我有这个(我的查询结果):
id | suk | xpto
----+------+------
4 | 1023 | abc
4 | 1025 | def
4 | 1200 | zzz
4 | 1501 | ppp
5 | 1111 | ola
5 | 2222 | xau
我需要转换
id | suk | suk2 | suk3 | suk4
-----+----------+----------+----------+-----------
4 | 1023 abc | 1025 def | 1200 zzz | 1501 ppp
5 | 1111 ola | 2222 xau | |
实际上,我的查询是:
SELECT b.ID, s.SKU, s.EVENT_TYPE
FROM VFIE_BONUS_POINTS_RULE b
INNER JOIN VFIE_BONUS_POINTS_RULE_SKU s
ON b.ID = s.ID_BNS_PTS_RL;
我使用Oracle。
有可能吗?
答案 0 :(得分:0)
使用pivot
和row_number()
。而不是t
放置您的查询:
select *
from (select row_number() over (partition by id order by suk) rn, t.* from t)
pivot (max(suk||' '||xpto) suk for rn in (1, 2, 3, 4))
测试:
with t(id, suk, xpto) as (select 4, 1023, 'abc' from dual
union all select 4, 1025, 'def' from dual
union all select 4, 1200, 'zzz' from dual
union all select 4, 1501, 'ppp' from dual
union all select 5, 1111, 'ola' from dual
union all select 5, 2222, 'xau' from dual )
select *
from (select row_number() over (partition by id order by suk) rn, t.* from t)

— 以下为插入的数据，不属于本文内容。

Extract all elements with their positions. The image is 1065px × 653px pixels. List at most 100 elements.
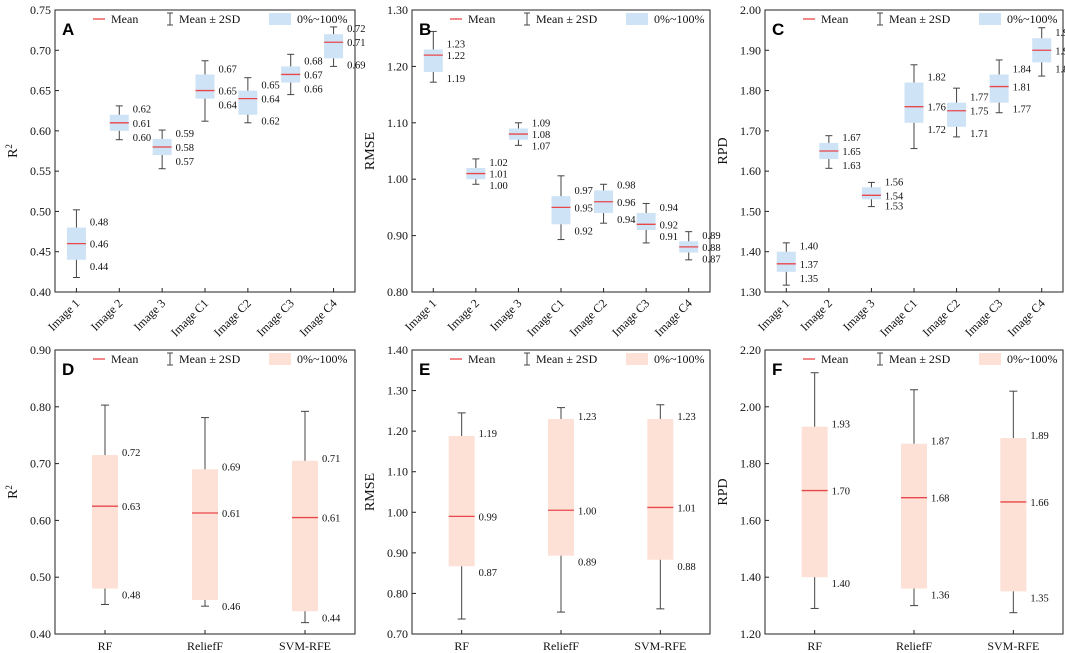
x-tick-label: Image 2 — [88, 296, 125, 333]
panel-a: 0.40 0.45 0.50 0.55 0.60 0.65 0.70 0.75 R2 Image … — [4, 3, 365, 339]
value-label-high: 0.62 — [133, 105, 151, 116]
range-box — [548, 418, 574, 556]
panel-letter: D — [62, 360, 74, 379]
box-image-c1: 0.97 0.95 0.92 — [551, 175, 593, 241]
y-axis-label: RMSE — [363, 473, 378, 511]
y-tick-label: 2.20 — [740, 343, 761, 357]
value-label-low: 0.87 — [702, 255, 720, 266]
box-relieff: 1.23 1.00 0.89 — [548, 407, 596, 613]
box-relieff: 1.87 1.68 1.36 — [901, 389, 949, 607]
y-tick-label: 1.40 — [740, 570, 761, 584]
value-label-high: 1.87 — [931, 437, 949, 448]
value-label-high: 0.59 — [176, 129, 194, 140]
box-image-c2: 0.65 0.64 0.62 — [238, 77, 280, 128]
panel-c: 1.30 1.40 1.50 1.60 1.70 1.80 1.90 2.00 RPD Image… — [716, 3, 1065, 339]
x-tick-label: Image 1 — [45, 296, 82, 333]
value-label-low: 0.60 — [133, 133, 151, 144]
x-tick-label: Image C3 — [609, 296, 652, 339]
y-tick-label: 1.30 — [387, 3, 408, 17]
y-tick-label: 0.90 — [387, 229, 408, 243]
value-label-low: 1.63 — [842, 161, 860, 172]
x-tick-label: Image C3 — [962, 296, 1005, 339]
legend-range-swatch — [269, 353, 291, 365]
y-tick-label: 0.50 — [30, 204, 51, 218]
value-label-mean: 1.65 — [842, 147, 860, 158]
value-label-mean: 1.66 — [1030, 498, 1048, 509]
range-box — [901, 443, 927, 589]
y-tick-label: 1.20 — [740, 627, 761, 641]
y-tick-label: 0.65 — [30, 84, 51, 98]
value-label-low: 0.48 — [122, 591, 140, 602]
y-tick-label: 0.45 — [30, 245, 51, 259]
x-tick-label: Image C2 — [567, 296, 610, 339]
value-label-mean: 1.00 — [578, 506, 596, 517]
value-label-mean: 0.71 — [347, 38, 365, 49]
legend-sd-label: Mean ± 2SD — [889, 12, 951, 26]
range-box — [192, 469, 218, 600]
range-box — [1000, 438, 1027, 592]
y-tick-label: 0.80 — [387, 586, 408, 600]
value-label-high: 1.67 — [842, 133, 860, 144]
y-tick-label: 0.50 — [30, 570, 51, 584]
range-box — [776, 251, 796, 272]
value-label-mean: 1.08 — [532, 130, 550, 141]
panel-e: 0.70 0.80 0.90 1.00 1.10 1.20 1.30 1.40 RMSE RF Re… — [363, 343, 711, 653]
box-rf: 1.19 0.99 0.87 — [448, 412, 497, 620]
x-tick-label: ReliefF — [187, 639, 223, 653]
y-tick-label: 1.30 — [387, 384, 408, 398]
panel-letter: A — [62, 20, 74, 39]
box-image-c4: 0.890.880.87 — [679, 231, 721, 266]
value-label-mean: 1.76 — [928, 103, 946, 114]
y-tick-label: 2.00 — [740, 3, 761, 17]
panel-letter: B — [419, 20, 431, 39]
value-label-mean: 0.61 — [133, 119, 151, 130]
y-tick-label: 1.20 — [387, 59, 408, 73]
x-tick-label: RF — [807, 639, 822, 653]
legend-range-swatch — [979, 13, 1001, 25]
x-tick-label: Image 2 — [798, 296, 835, 333]
value-label-low: 0.46 — [222, 602, 240, 613]
legend: Mean Mean ± 2SD 0%~100% — [450, 352, 704, 366]
value-label-low: 1.00 — [489, 181, 507, 192]
x-tick-label: RF — [454, 639, 469, 653]
y-tick-label: 0.40 — [30, 627, 51, 641]
box-image-1: 1.231.22 1.19 — [423, 30, 465, 85]
box-image-3: 1.091.081.07 — [508, 118, 550, 153]
range-box — [551, 196, 571, 225]
y-tick-label: 1.40 — [740, 245, 761, 259]
value-label-mean: 0.61 — [222, 509, 240, 520]
value-label-mean: 0.58 — [176, 143, 194, 154]
value-label-low: 0.89 — [578, 558, 596, 569]
box-svm-rfe: 0.71 0.61 0.44 — [292, 410, 341, 624]
y-tick-label: 0.60 — [30, 124, 51, 138]
range-box — [195, 74, 215, 99]
y-tick-label: 0.90 — [387, 546, 408, 560]
legend-mean-label: Mean — [111, 352, 138, 366]
y-tick-label: 0.70 — [30, 43, 51, 57]
x-tick-label: ReliefF — [543, 639, 579, 653]
value-label-high: 1.82 — [928, 73, 946, 84]
y-tick-label: 0.60 — [30, 513, 51, 527]
x-tick-label: ReliefF — [896, 639, 932, 653]
legend-mean-label: Mean — [821, 12, 848, 26]
x-tick-label: Image C4 — [652, 296, 695, 339]
value-label-low: 1.19 — [447, 74, 465, 85]
legend-range-label: 0%~100% — [297, 12, 347, 26]
value-label-low: 1.71 — [970, 129, 988, 140]
legend-range-swatch — [626, 353, 648, 365]
value-label-mean: 1.01 — [677, 503, 695, 514]
legend-mean-label: Mean — [468, 352, 495, 366]
y-tick-label: 0.70 — [387, 627, 408, 641]
value-label-high: 1.93 — [1055, 28, 1065, 39]
value-label-high: 1.23 — [677, 412, 695, 423]
legend-sd-label: Mean ± 2SD — [179, 12, 241, 26]
x-tick-label: Image C1 — [524, 296, 567, 339]
value-label-low: 0.88 — [677, 562, 695, 573]
value-label-high: 0.97 — [575, 186, 593, 197]
box-svm-rfe: 1.89 1.66 1.35 — [1000, 390, 1049, 614]
range-box — [423, 49, 443, 73]
panel-d: 0.40 0.50 0.60 0.70 0.80 0.90 R2 RF ReliefF SVM-R… — [4, 343, 356, 653]
value-label-low: 0.57 — [176, 157, 194, 168]
legend-sd-label: Mean ± 2SD — [536, 12, 598, 26]
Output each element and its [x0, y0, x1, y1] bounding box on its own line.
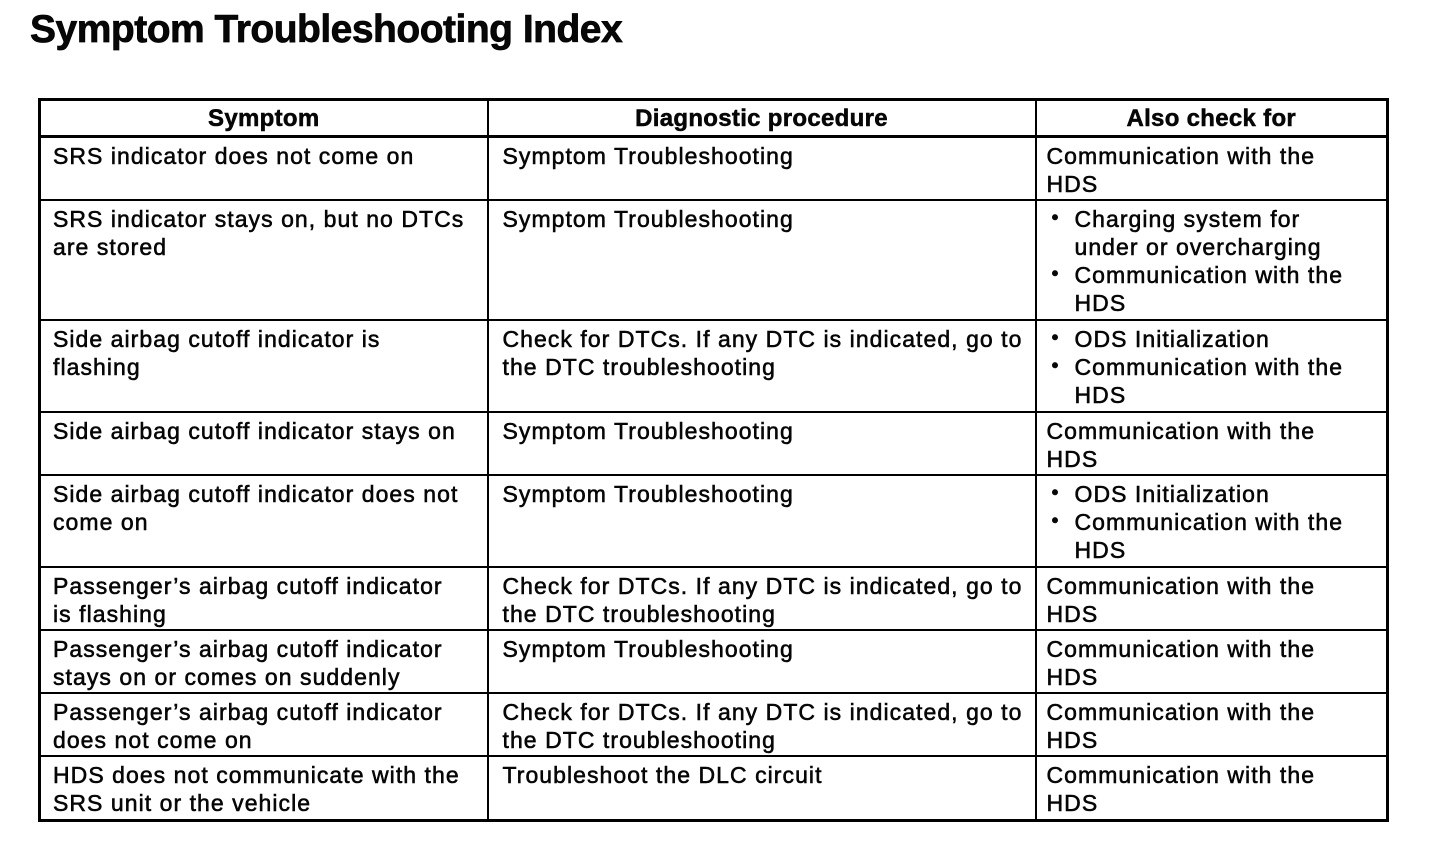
also-check-cell: Communication with the HDS [1034, 135, 1389, 201]
table-row: Passenger’s airbag cutoff indicator stay… [38, 629, 1389, 694]
also-check-cell: Communication with the HDS [1034, 692, 1389, 757]
symptom-cell: Passenger’s airbag cutoff indicator does… [38, 692, 489, 757]
col-header-also-check-for: Also check for [1034, 98, 1389, 138]
procedure-cell: Symptom Troubleshooting [486, 629, 1037, 694]
also-check-item: • ODS Initialization [1051, 326, 1270, 353]
table-row: Passenger’s airbag cutoff indicator does… [38, 692, 1389, 757]
table-row: HDS does not communicate with the SRS un… [38, 755, 1389, 821]
symptom-cell: Side airbag cutoff indicator stays on [38, 411, 489, 476]
also-check-item: • Communication with the HDS [1051, 509, 1344, 564]
bullet-icon: • [1051, 327, 1060, 350]
also-check-cell: Communication with the HDS [1034, 629, 1389, 694]
procedure-cell: Troubleshoot the DLC circuit [486, 755, 1037, 821]
symptom-cell: Passenger’s airbag cutoff indicator is f… [38, 566, 489, 631]
also-check-item: • Charging system for under or overchargi… [1051, 206, 1322, 261]
table-header-row: Symptom Diagnostic procedure Also check … [38, 98, 1389, 138]
col-header-symptom: Symptom [38, 98, 489, 138]
also-check-cell: Communication with the HDS [1034, 755, 1389, 821]
also-check-cell: • ODS Initialization • Communication with … [1034, 319, 1389, 413]
page-title: Symptom Troubleshooting Index [30, 8, 623, 52]
symptom-cell: SRS indicator does not come on [38, 135, 489, 201]
bullet-icon: • [1051, 355, 1060, 378]
procedure-cell: Symptom Troubleshooting [486, 411, 1037, 476]
also-check-list: • ODS Initialization • Communication with … [1047, 480, 1369, 564]
procedure-cell: Check for DTCs. If any DTC is indicated,… [486, 319, 1037, 413]
procedure-cell: Symptom Troubleshooting [486, 474, 1037, 568]
also-check-cell: Communication with the HDS [1034, 411, 1389, 476]
also-check-cell: • Charging system for under or overchargi… [1034, 199, 1389, 321]
table-row: SRS indicator stays on, but no DTCs are … [38, 199, 1389, 321]
also-check-item: • Communication with the HDS [1051, 262, 1344, 317]
bullet-icon: • [1051, 482, 1060, 505]
symptom-troubleshooting-table: Symptom Diagnostic procedure Also check … [38, 98, 1389, 822]
procedure-cell: Check for DTCs. If any DTC is indicated,… [486, 566, 1037, 631]
procedure-cell: Symptom Troubleshooting [486, 135, 1037, 201]
bullet-icon: • [1051, 263, 1060, 286]
col-header-diagnostic-procedure: Diagnostic procedure [486, 98, 1037, 138]
symptom-cell: Side airbag cutoff indicator does not co… [38, 474, 489, 568]
also-check-item: • Communication with the HDS [1051, 354, 1344, 409]
symptom-cell: HDS does not communicate with the SRS un… [38, 755, 489, 821]
procedure-cell: Symptom Troubleshooting [486, 199, 1037, 321]
table-row: Passenger’s airbag cutoff indicator is f… [38, 566, 1389, 631]
table-row: Side airbag cutoff indicator stays on Sy… [38, 411, 1389, 476]
also-check-cell: • ODS Initialization • Communication with … [1034, 474, 1389, 568]
table-row: SRS indicator does not come on Symptom T… [38, 135, 1389, 201]
also-check-list: • Charging system for under or overchargi… [1047, 205, 1369, 317]
also-check-list: • ODS Initialization • Communication with … [1047, 325, 1369, 409]
procedure-cell: Check for DTCs. If any DTC is indicated,… [486, 692, 1037, 757]
symptom-cell: Passenger’s airbag cutoff indicator stay… [38, 629, 489, 694]
table-row: Side airbag cutoff indicator is flashing… [38, 319, 1389, 413]
also-check-item: • ODS Initialization [1051, 481, 1270, 508]
bullet-icon: • [1051, 207, 1060, 230]
table-row: Side airbag cutoff indicator does not co… [38, 474, 1389, 568]
also-check-cell: Communication with the HDS [1034, 566, 1389, 631]
symptom-cell: Side airbag cutoff indicator is flashing [38, 319, 489, 413]
symptom-cell: SRS indicator stays on, but no DTCs are … [38, 199, 489, 321]
bullet-icon: • [1051, 510, 1060, 533]
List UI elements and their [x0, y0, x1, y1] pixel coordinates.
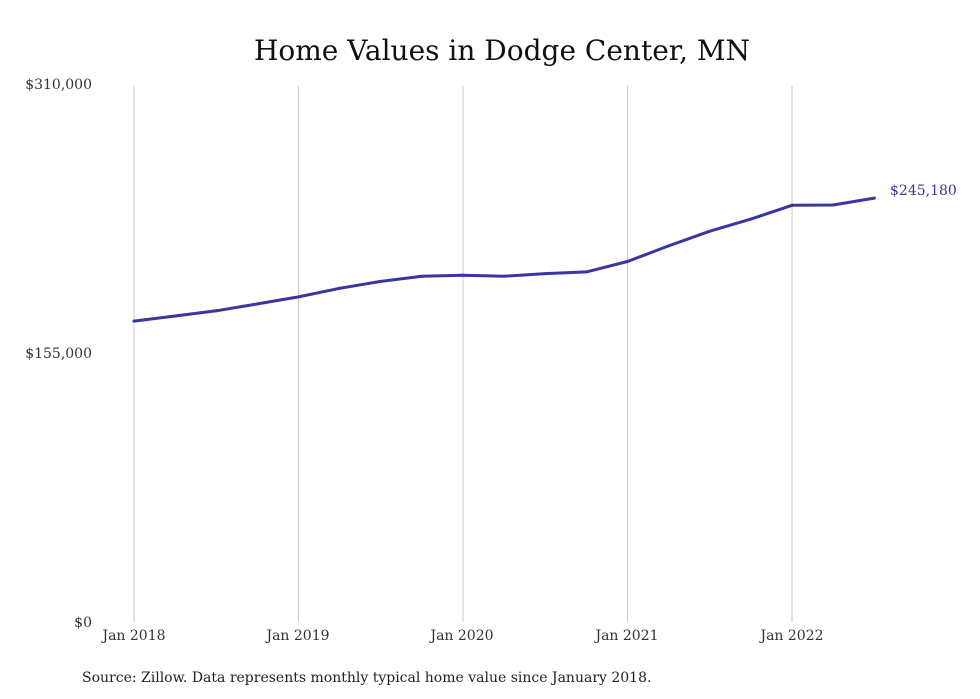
home-value-line [132, 196, 876, 323]
data-point [379, 279, 383, 283]
data-point [831, 203, 835, 207]
data-point [214, 309, 218, 313]
data-point [584, 270, 588, 274]
data-point [297, 295, 300, 299]
x-tick-label: Jan 2018 [100, 628, 165, 644]
gridlines [133, 86, 793, 622]
data-point [420, 274, 424, 278]
data-point [667, 244, 671, 248]
y-tick-label: $0 [74, 615, 92, 631]
y-axis: $310,000 $155,000 $0 [25, 77, 92, 631]
data-point [255, 302, 259, 306]
x-tick-label: Jan 2019 [264, 628, 329, 644]
x-tick-label: Jan 2020 [428, 628, 493, 644]
data-point [173, 314, 177, 318]
data-point [502, 274, 506, 278]
y-tick-label: $155,000 [25, 346, 92, 362]
data-point [338, 286, 342, 290]
data-point [749, 217, 753, 221]
data-point [708, 229, 712, 233]
series-group [132, 196, 876, 323]
x-tick-label: Jan 2021 [593, 628, 658, 644]
data-point [543, 272, 547, 276]
y-tick-label: $310,000 [25, 77, 92, 93]
data-point [790, 203, 794, 207]
x-axis: Jan 2018 Jan 2019 Jan 2020 Jan 2021 Jan … [100, 628, 823, 644]
data-point [461, 273, 465, 277]
source-note: Source: Zillow. Data represents monthly … [82, 670, 651, 686]
end-value-label: $245,180 [890, 183, 957, 199]
x-tick-label: Jan 2022 [758, 628, 823, 644]
chart-title: Home Values in Dodge Center, MN [254, 34, 750, 67]
data-point [132, 319, 136, 323]
data-point [872, 196, 876, 200]
data-point [626, 260, 629, 263]
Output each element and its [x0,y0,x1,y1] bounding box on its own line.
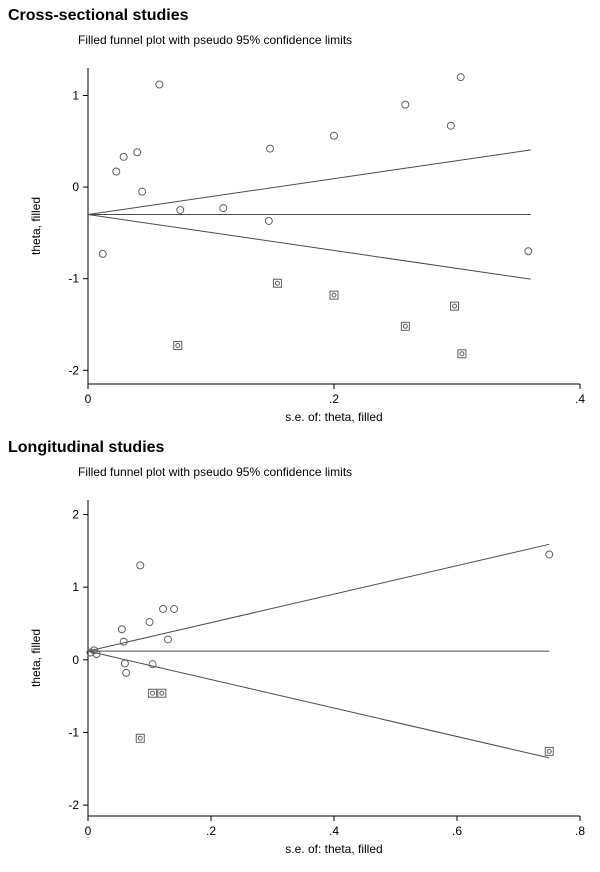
imputed-study-point [329,290,339,300]
x-tick-label: .2 [206,824,216,838]
funnel-plot-svg: Filled funnel plot with pseudo 95% confi… [29,465,585,856]
study-point [456,73,465,82]
study-point [545,550,554,559]
y-tick-label: 0 [72,180,79,194]
x-tick-label: .4 [329,824,339,838]
imputed-study-point [272,278,282,288]
study-point [401,100,410,109]
study-point [119,637,128,646]
study-point [155,80,164,89]
study-point [112,167,121,176]
imputed-study-point-inner [137,735,143,741]
upper-ci-line [87,149,531,216]
study-point [264,216,273,225]
study-point [148,660,157,669]
lower-ci-line [87,214,531,280]
imputed-study-point-inner [546,748,552,754]
y-axis-label: theta, filled [29,197,43,255]
y-tick-label: 1 [72,88,79,102]
study-point [98,249,107,258]
imputed-study-point-inner [159,690,165,696]
imputed-study-point [450,301,460,311]
x-tick-label: .2 [329,392,339,406]
section-cross-sectional: Cross-sectional studies Filled funnel pl… [0,6,600,426]
study-point [120,659,129,668]
imputed-study-point-inner [402,323,408,329]
study-point [159,604,168,613]
y-tick-label: -1 [68,725,79,739]
study-point [145,618,154,627]
x-tick-label: .4 [575,392,585,406]
imputed-study-point [457,349,467,359]
imputed-study-point-inner [175,343,181,349]
x-tick-label: 0 [85,392,92,406]
y-axis-label: theta, filled [29,629,43,687]
study-point [92,650,101,659]
study-point [119,152,128,161]
study-point [133,148,142,157]
x-tick-label: .6 [452,824,462,838]
study-point [524,247,533,256]
y-tick-label: -2 [68,363,79,377]
chart-title: Filled funnel plot with pseudo 95% confi… [78,33,352,47]
study-point [266,144,275,153]
study-point [163,635,172,644]
imputed-study-point [400,321,410,331]
study-point [138,187,147,196]
lower-ci-line [87,650,550,759]
study-point [176,205,185,214]
imputed-study-point [173,341,183,351]
imputed-study-point [157,688,167,698]
y-tick-label: 1 [72,580,79,594]
y-tick-label: -1 [68,272,79,286]
y-tick-label: 0 [72,653,79,667]
chart-title: Filled funnel plot with pseudo 95% confi… [78,465,352,479]
study-point [136,561,145,570]
imputed-study-point [544,746,554,756]
funnel-plots-page: Cross-sectional studies Filled funnel pl… [0,6,600,858]
imputed-study-point-inner [459,351,465,357]
imputed-study-point-inner [150,690,156,696]
section-longitudinal: Longitudinal studies Filled funnel plot … [0,438,600,858]
funnel-plot-cross-sectional: Filled funnel plot with pseudo 95% confi… [0,26,600,426]
study-point [446,121,455,130]
x-axis-label: s.e. of: theta, filled [285,842,382,856]
study-point [170,604,179,613]
upper-ci-line [87,543,550,652]
y-tick-label: 2 [72,508,79,522]
section-heading-cross-sectional: Cross-sectional studies [8,7,189,24]
study-point [219,204,228,213]
imputed-study-point-inner [452,303,458,309]
section-heading-longitudinal: Longitudinal studies [8,439,165,456]
imputed-study-point [135,733,145,743]
x-tick-label: .8 [575,824,585,838]
imputed-study-point-inner [274,280,280,286]
imputed-study-point-inner [331,292,337,298]
study-point [330,131,338,140]
x-axis-label: s.e. of: theta, filled [285,410,382,424]
funnel-plot-longitudinal: Filled funnel plot with pseudo 95% confi… [0,458,600,858]
study-point [122,668,131,677]
y-tick-label: -2 [68,798,79,812]
imputed-study-point [148,688,158,698]
funnel-plot-svg: Filled funnel plot with pseudo 95% confi… [29,33,585,424]
study-point [117,625,126,634]
x-tick-label: 0 [85,824,92,838]
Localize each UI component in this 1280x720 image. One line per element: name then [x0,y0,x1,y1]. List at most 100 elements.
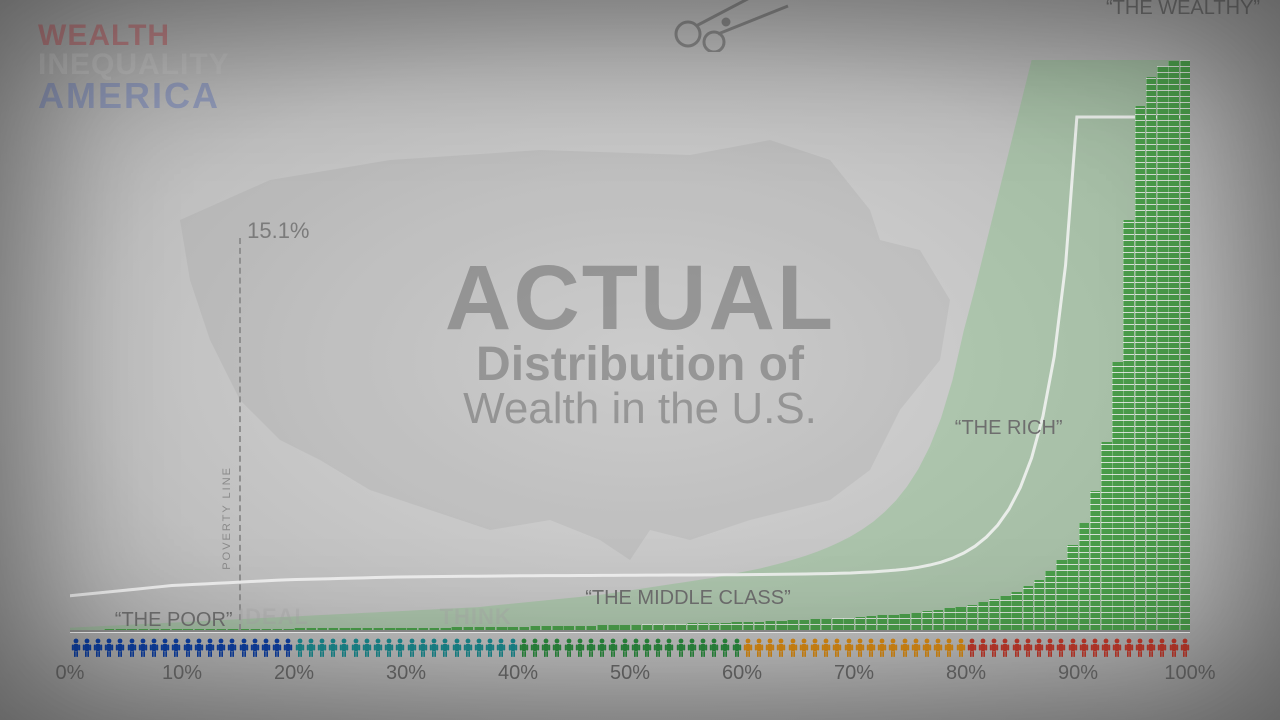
person-icon [753,634,764,658]
person-icon [1011,634,1022,658]
person-icon [1123,634,1134,658]
group-label-poor: “THE POOR” [115,609,233,632]
person-icon [148,634,159,658]
logo-line1: WEALTH [38,22,230,51]
x-tick-label: 70% [834,662,874,685]
person-icon [574,634,585,658]
poverty-line-label: POVERTY LINE [221,466,233,570]
person-icon [260,634,271,658]
person-icon [339,634,350,658]
person-icon [742,634,753,658]
person-icon [429,634,440,658]
person-icon [921,634,932,658]
person-icon [238,634,249,658]
person-icon [709,634,720,658]
watermark-think: THINK [440,604,512,630]
poverty-line-percent: 15.1% [247,218,309,244]
person-icon [1134,634,1145,658]
person-icon [776,634,787,658]
person-icon [316,634,327,658]
person-icon [955,634,966,658]
person-icon [1101,634,1112,658]
group-label-wealthy: “THE WEALTHY” [1106,0,1260,20]
x-tick-label: 90% [1058,662,1098,685]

pivot (max(suk||' '||xpto) suk for rn in (1, 2, 3, 4))
输出:
ID 1_SUK 2_SUK 3_SUK 4_SUK
-- -------- -------- -------- --------
4 1023 abc 1025 def 1200 zzz 1501 ppp
5 1111 ola 2222 xau
修改:
如何更改sku和xpto的列名?预计:SUK 1 - XPTO 1
select id,"1_S" as "SUK 1", "1_X" as "XPTO 1",
"2_S" as "SUK 2", "2_X" as "XPTO 2",
"3_S" as "SUK 3", "3_X" as "XPTO 3",
"4_S" as "SUK 4", "4_X" as "XPTO 4"
from (select row_number() over (partition by id order by suk) rn, t.* from t)
pivot (max(suk) s, max(xpto) x for rn in (1, 2, 3, 4) )
有关Oracle documentation中pivot
的更多信息。
答案 1 :(得分:0)
如何更改新列名?现在,我有1_Suk,2_Suk,3_Suk,我需要这个:Suk 1,Suk 2,Suk 3.